In 2012, Phillip Douglas's mentee and Sir Martin's cousin De'quan Walker Smith was gunned down next to Manual High School. Phillip Douglas and Sir Martin had been playing chess together since 2010 in Northeast Denver. For them, it was more than a game. During their chess matches, they would discuss how relevant chess was to the difficult struggles they faced in life. They created the vision for Make a Chess Move (MACM) where young people learn chess to “Make their next move their best move in life”.
Their extraordinary tenacity overcoming crushing personal tragedy coupled with a powerful positive attitude and sense of humor created a magnetism that immediately drew marginally engaged students. Phillip and Sir collaborated with Project VOYCE to teach the Challenging How Every Student Strategies (CHESS) curriculum at six schools and two non-profits. In 2013, Manual High School was struggling to hit 70% class attendance. MACM classes at Manual had 105% attendance. More youth came to class than were on the class roster.
The MACM team’s lives have been overwhelmed with systemic injustices that threaten the fulfillment of the American Dream of a just society. They have attended too many funerals, seen too many dropout, and have felt the sting of jail doors slamming shut. The MACM team knows the school-to-prison pipeline because they lived it. Yet their grit, intelligence, and compassion have survived.
Like many young people of color, Phillip Douglas and Sir Martin excelled in school. However, school was not enough. These systematic injustices tear families apart, cause deep grief for communities, and wound many for generations. Their academic success did not keep them off the school-to-prison track. Not all the critical-thinking skills developed in school could overpower the multiple risk factors they encountered daily. They learned to read, write, and do math, but they did not internalize the basic values to make the right decisions to stay out of jail.

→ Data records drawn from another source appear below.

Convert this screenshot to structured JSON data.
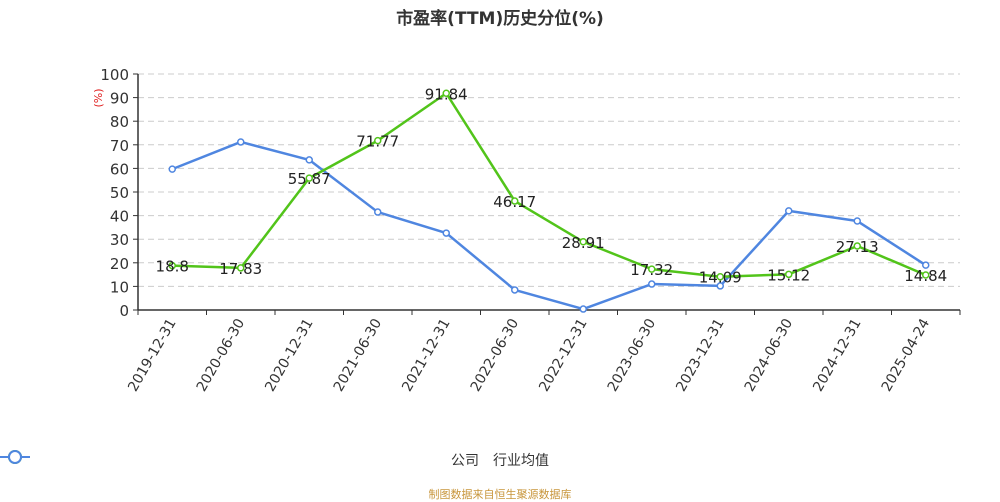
{
  "title": "市盈率(TTM)历史分位(%)",
  "source": "制图数据来自恒生聚源数据库",
  "legend": [
    {
      "name": "公司",
      "color": "#52c41a"
    },
    {
      "name": "行业均值",
      "color": "#4f86e0"
    }
  ],
  "chart_data": {
    "type": "line",
    "title": "市盈率(TTM)历史分位(%)",
    "xlabel": "",
    "ylabel": "(%)",
    "ylim": [
      0,
      100
    ],
    "yticks": [
      0,
      10,
      20,
      30,
      40,
      50,
      60,
      70,
      80,
      90,
      100
    ],
    "grid": true,
    "legend_position": "bottom",
    "categories": [
      "2019-12-31",
      "2020-06-30",
      "2020-12-31",
      "2021-06-30",
      "2021-12-31",
      "2022-06-30",
      "2022-12-31",
      "2023-06-30",
      "2023-12-31",
      "2024-06-30",
      "2024-12-31",
      "2025-04-24"
    ],
    "series": [
      {
        "name": "公司",
        "color": "#52c41a",
        "values": [
          18.8,
          17.83,
          55.87,
          71.77,
          91.84,
          46.17,
          28.91,
          17.32,
          14.09,
          15.12,
          27.13,
          14.84
        ],
        "labels_shown": true
      },
      {
        "name": "行业均值",
        "color": "#4f86e0",
        "values": [
          59.7,
          71.2,
          63.6,
          41.5,
          32.6,
          8.5,
          0.4,
          11.0,
          10.2,
          42.0,
          37.7,
          19.0
        ],
        "labels_shown": false
      }
    ]
  }
}
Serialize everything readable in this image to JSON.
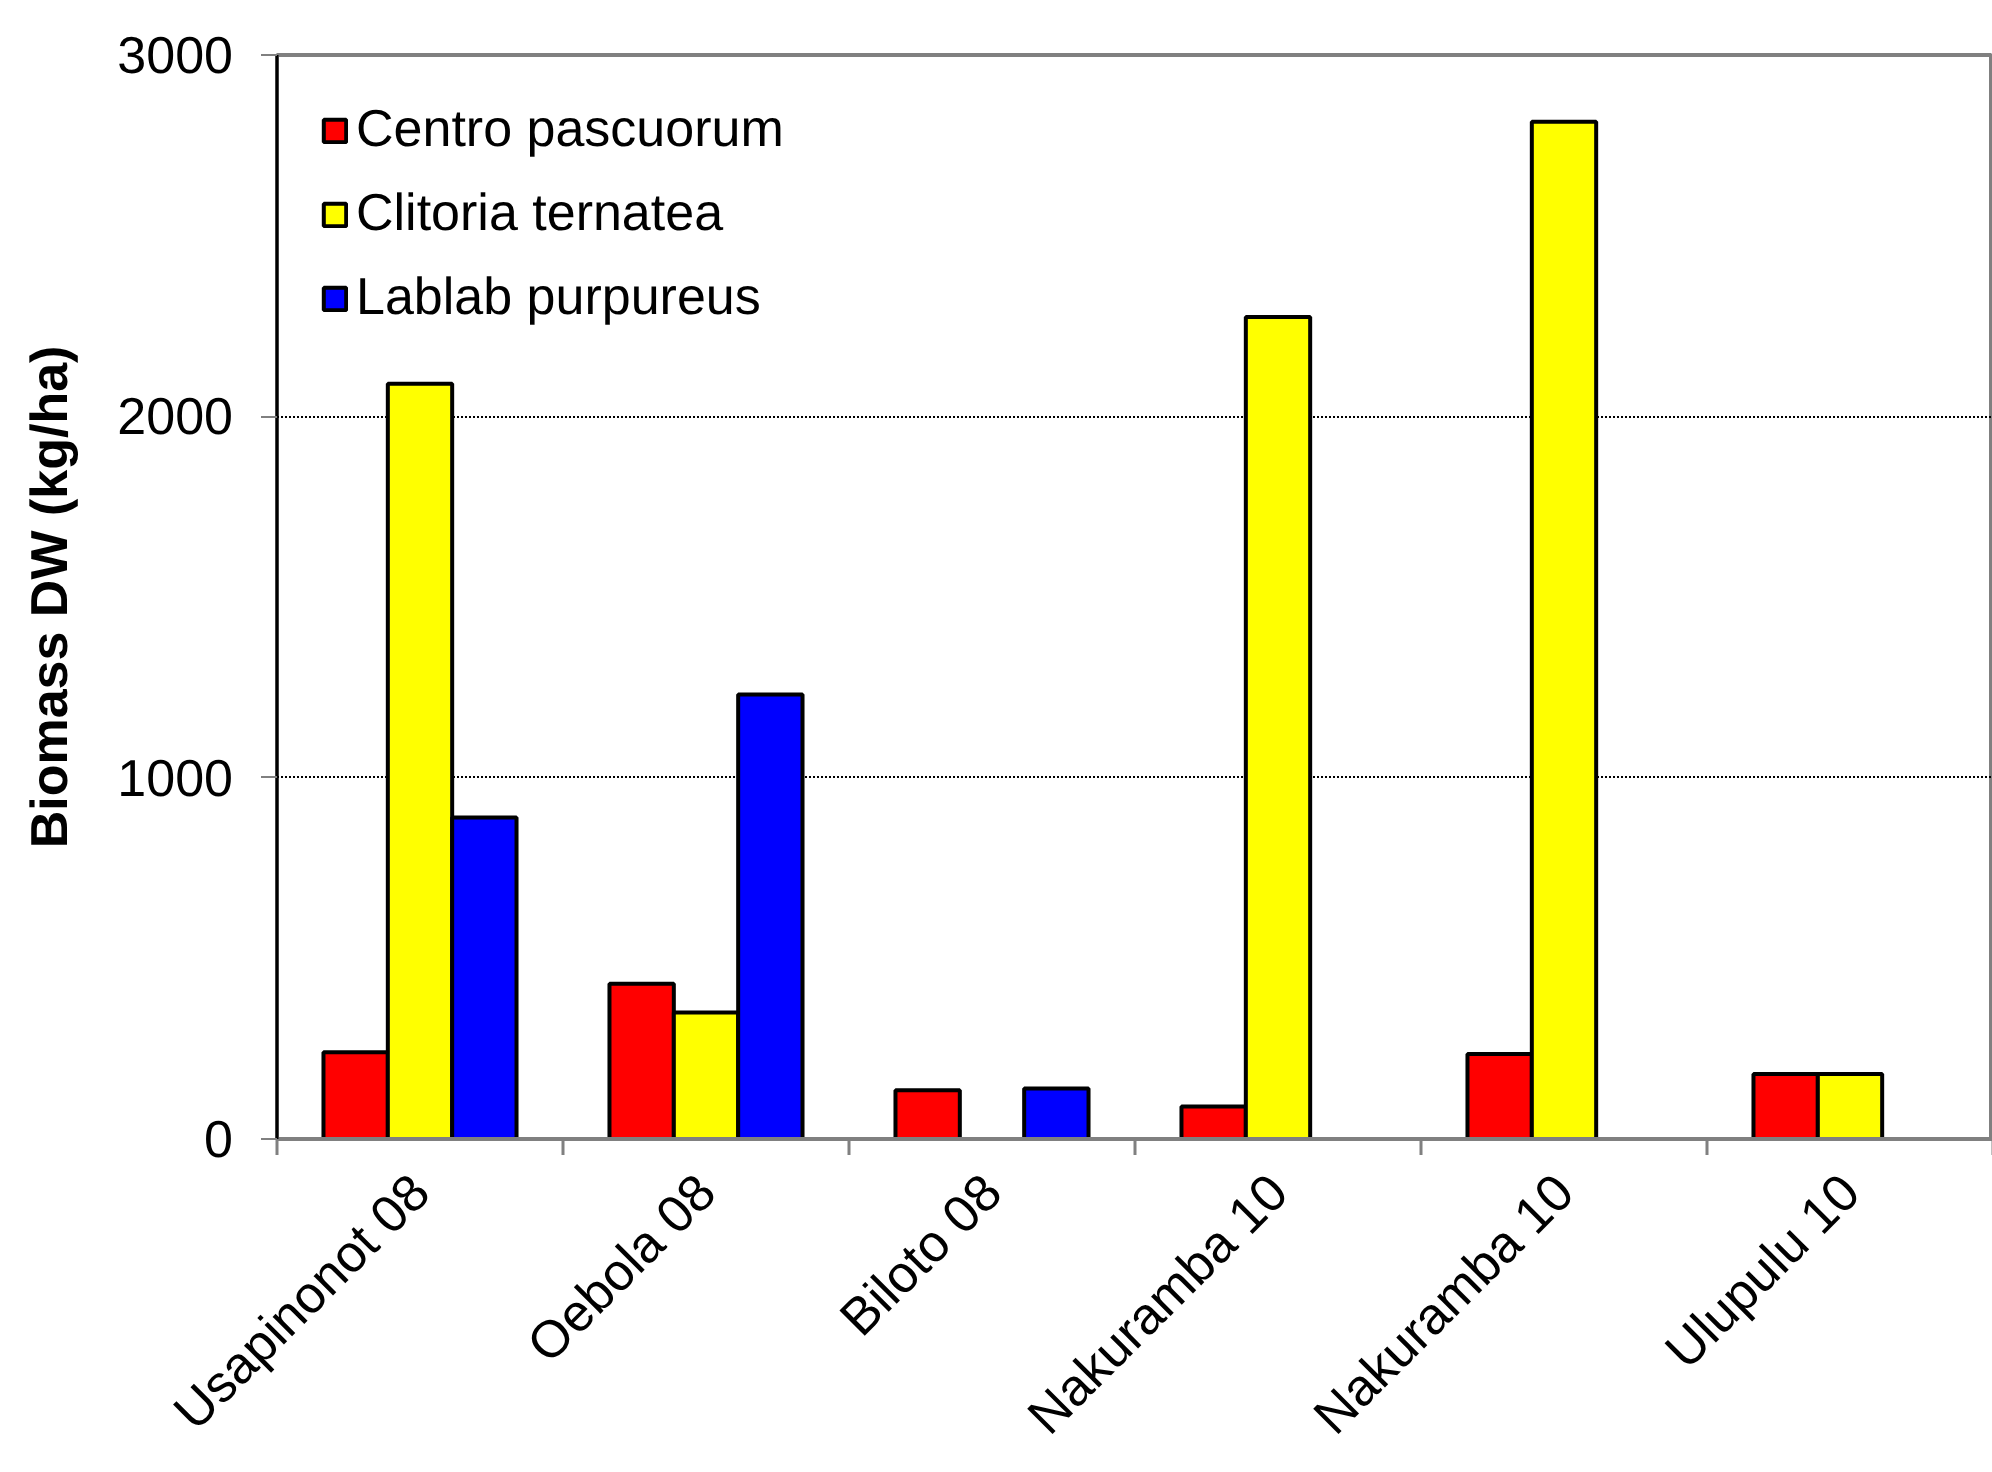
{
  "chart_data": {
    "type": "bar",
    "ylabel": "Biomass DW (kg/ha)",
    "categories": [
      "Usapinonot 08",
      "Oebola 08",
      "Biloto 08",
      "Nakuramba 10",
      "Nakuramba 10",
      "Ulupulu 10"
    ],
    "series": [
      {
        "name": "Centro pascuorum",
        "color": "#ff0000",
        "values": [
          240,
          430,
          135,
          90,
          235,
          180
        ]
      },
      {
        "name": "Clitoria ternatea",
        "color": "#ffff00",
        "values": [
          2090,
          350,
          null,
          2275,
          2815,
          180
        ]
      },
      {
        "name": "Lablab purpureus",
        "color": "#0000ff",
        "values": [
          890,
          1230,
          140,
          null,
          null,
          null
        ]
      }
    ],
    "ylim": [
      0,
      3000
    ],
    "yticks": [
      0,
      1000,
      2000,
      3000
    ],
    "grid": "y",
    "legend": "top left"
  }
}
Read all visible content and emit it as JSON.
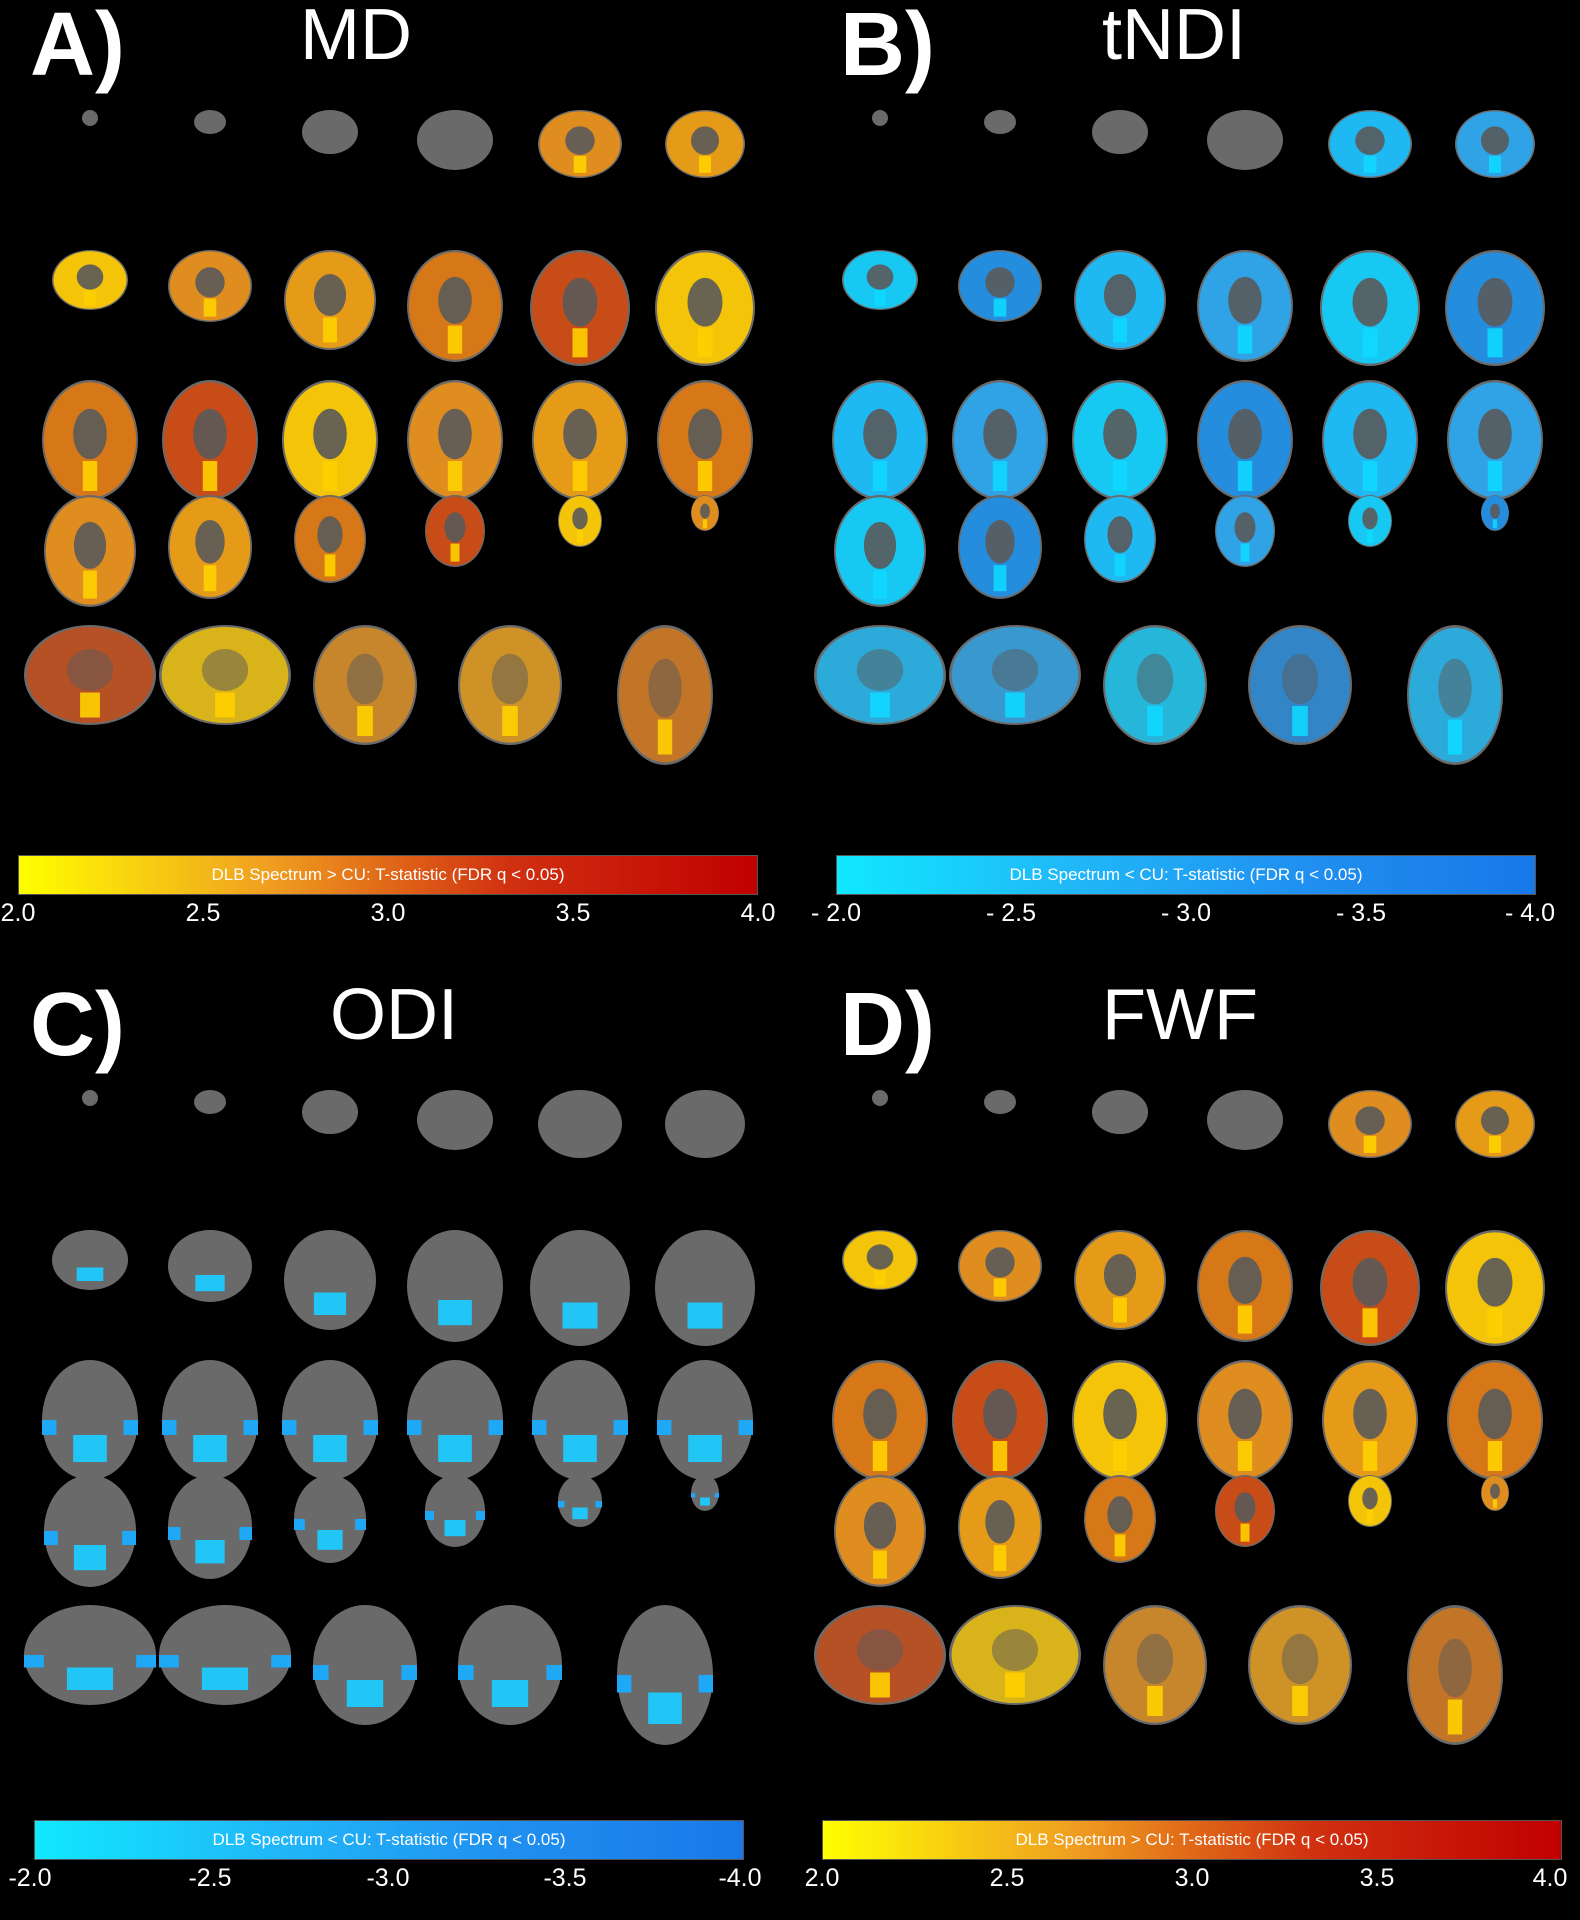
{
  "panels": [
    {
      "id": "a",
      "letter": "A)",
      "title": "MD",
      "palette": "warm",
      "colorbar_label": "DLB Spectrum > CU: T-statistic (FDR q < 0.05)",
      "ticks": [
        "2.0",
        "2.5",
        "3.0",
        "3.5",
        "4.0"
      ],
      "gradient": [
        "#ffff00",
        "#f0a020",
        "#d03010",
        "#c00000"
      ]
    },
    {
      "id": "b",
      "letter": "B)",
      "title": "tNDI",
      "palette": "cool",
      "colorbar_label": "DLB Spectrum < CU: T-statistic (FDR q < 0.05)",
      "ticks": [
        "- 2.0",
        "- 2.5",
        "- 3.0",
        "- 3.5",
        "- 4.0"
      ],
      "gradient": [
        "#10e8ff",
        "#20b8f8",
        "#2090f0",
        "#1878e8"
      ]
    },
    {
      "id": "c",
      "letter": "C)",
      "title": "ODI",
      "palette": "sparse-cool",
      "colorbar_label": "DLB Spectrum < CU: T-statistic (FDR q < 0.05)",
      "ticks": [
        "-2.0",
        "-2.5",
        "-3.0",
        "-3.5",
        "-4.0"
      ],
      "gradient": [
        "#10e8ff",
        "#20b8f8",
        "#2090f0",
        "#1878e8"
      ]
    },
    {
      "id": "d",
      "letter": "D)",
      "title": "FWF",
      "palette": "warm",
      "colorbar_label": "DLB Spectrum > CU: T-statistic (FDR q < 0.05)",
      "ticks": [
        "2.0",
        "2.5",
        "3.0",
        "3.5",
        "4.0"
      ],
      "gradient": [
        "#ffff00",
        "#f0a020",
        "#d03010",
        "#c00000"
      ]
    }
  ]
}
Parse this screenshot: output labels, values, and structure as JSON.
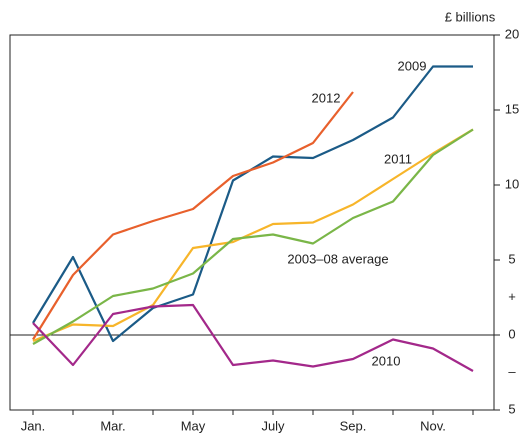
{
  "chart_data": {
    "type": "line",
    "y_label": "£ billions",
    "categories": [
      "Jan.",
      null,
      "Mar.",
      null,
      "May",
      null,
      "July",
      null,
      "Sep.",
      null,
      "Nov.",
      null
    ],
    "series": [
      {
        "name": "2009",
        "color": "#1b5b87",
        "values": [
          0.8,
          5.2,
          -0.4,
          1.8,
          2.7,
          10.3,
          11.9,
          11.8,
          13.0,
          14.5,
          17.9,
          17.9
        ]
      },
      {
        "name": "2012",
        "color": "#e8602c",
        "values": [
          -0.3,
          4.0,
          6.7,
          7.6,
          8.4,
          10.6,
          11.5,
          12.8,
          16.2,
          null,
          null,
          null
        ]
      },
      {
        "name": "2011",
        "color": "#f7b52a",
        "values": [
          -0.4,
          0.7,
          0.6,
          2.0,
          5.8,
          6.2,
          7.4,
          7.5,
          8.7,
          10.4,
          12.1,
          13.7
        ]
      },
      {
        "name": "2003–08 average",
        "color": "#7ab648",
        "values": [
          -0.6,
          0.9,
          2.6,
          3.1,
          4.1,
          6.4,
          6.7,
          6.1,
          7.8,
          8.9,
          12.0,
          13.7
        ]
      },
      {
        "name": "2010",
        "color": "#a3288a",
        "values": [
          0.8,
          -2.0,
          1.4,
          1.9,
          2.0,
          -2.0,
          -1.7,
          -2.1,
          -1.6,
          -0.3,
          -0.9,
          -2.4
        ]
      }
    ],
    "ylim": [
      -5,
      20
    ],
    "yticks": [
      {
        "value": -5,
        "label": "5"
      },
      {
        "value": -2.5,
        "label": "–"
      },
      0,
      {
        "value": 2.5,
        "label": "+"
      },
      5,
      10,
      15,
      20
    ]
  }
}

Through the game of chess, MACM has designed a research-based curriculum that identifies and targets positive youth protective factors and the reduction of youth risk factors. At the core of MACM is a team of youth leaders and program facilitators who have grown up in the neighborhoods and attended the schools served by the organizations. MACM uses a research-based strategy to transform it's invaluable street grit into critical, ethical thinking to build a better world using the game of chess.